A former NHS chief executive with a background in nursing is due to be sentenced today after admitting fraudulently paying her husband more than £11,000 from her budget

Paula Vasco-Knight
Paula Vasco-Knight and her husband changed their pleas to guilty
during the prosecution case at Exeter Crown Court

Paula Vasco-Knight was chief executive of South Devon NHS Foundation Trust until her resignation in 2014, and the NHS England national lead for equalities.

She paid her husband, Stephen Vasco-Knight, £11,072 to produce a document named Transform, meant to improve leadership qualities in chief executives.

Exeter Crown Court heard that the 200-page document was never made and Dr Vasco-Knight failed to declare any interest in her husband's company.

Changed pleas

The couple were standing trial accused of fraud, but changed their pleas to guilty during the prosecution case.

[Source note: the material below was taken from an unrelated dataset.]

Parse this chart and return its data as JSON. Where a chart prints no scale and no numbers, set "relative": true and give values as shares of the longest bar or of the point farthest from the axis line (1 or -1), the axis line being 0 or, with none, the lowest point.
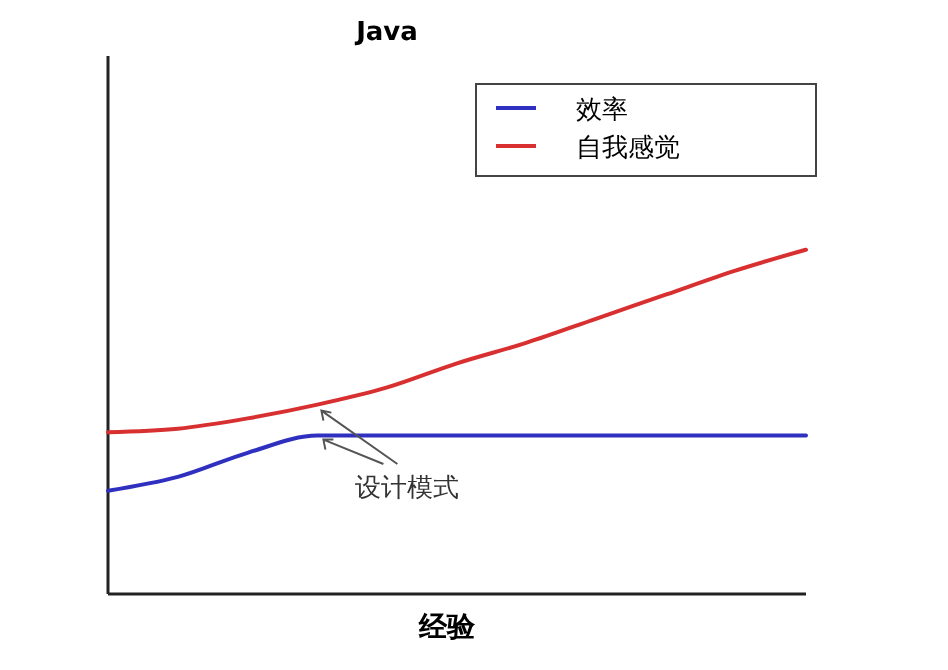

Dr Vasco-Knight, who rose from the ranks of nurse to chief executive during her 30-year NHS career, admitted abusing her position as chief executive at the trust by authorising the payment to her husband.

Her husband also admitted fraud by submitting a false invoice to the trust in November 2013.

£200,000 budget

During the trial, jurors heard Dr Vasco-Knight oversaw a £200,000 budget for her one-day-a-week role as the national lead for equalities.

In 2012, she used the fund to buy a MacBook Pro computer with graphic design software – later admitting she could not use it.

Prosecutors claim Mr Vasco-Knight used the computer, particularly the graphic design software, for his own business Thinking Caps.

Dr Vasco-Knight was awarded a £10,000 bursary for leadership development in December 2012.

Incriminating link

The following November, her husband submitted an invoice for £11,072 from the bursary funds for producing a document entitled Transform.

Weeks later, Dr Vasco-Knight began chasing the payment, using her authorising number to approve it.

She then asked the finance department if the money could be paid as a cheque. Her husband later produced his banking details.

Those details led to a link being made between Dr Vasco-Knight and Thinking Caps.

Mr Vasco-Knight did not provide a copy of Transform, which he claimed had been completed in 2013, until his interview in March 2015.

Many of the 200 pages were blank, except for the words 'think it, write it', and passages of text were virtually verbatim from work published in 2014.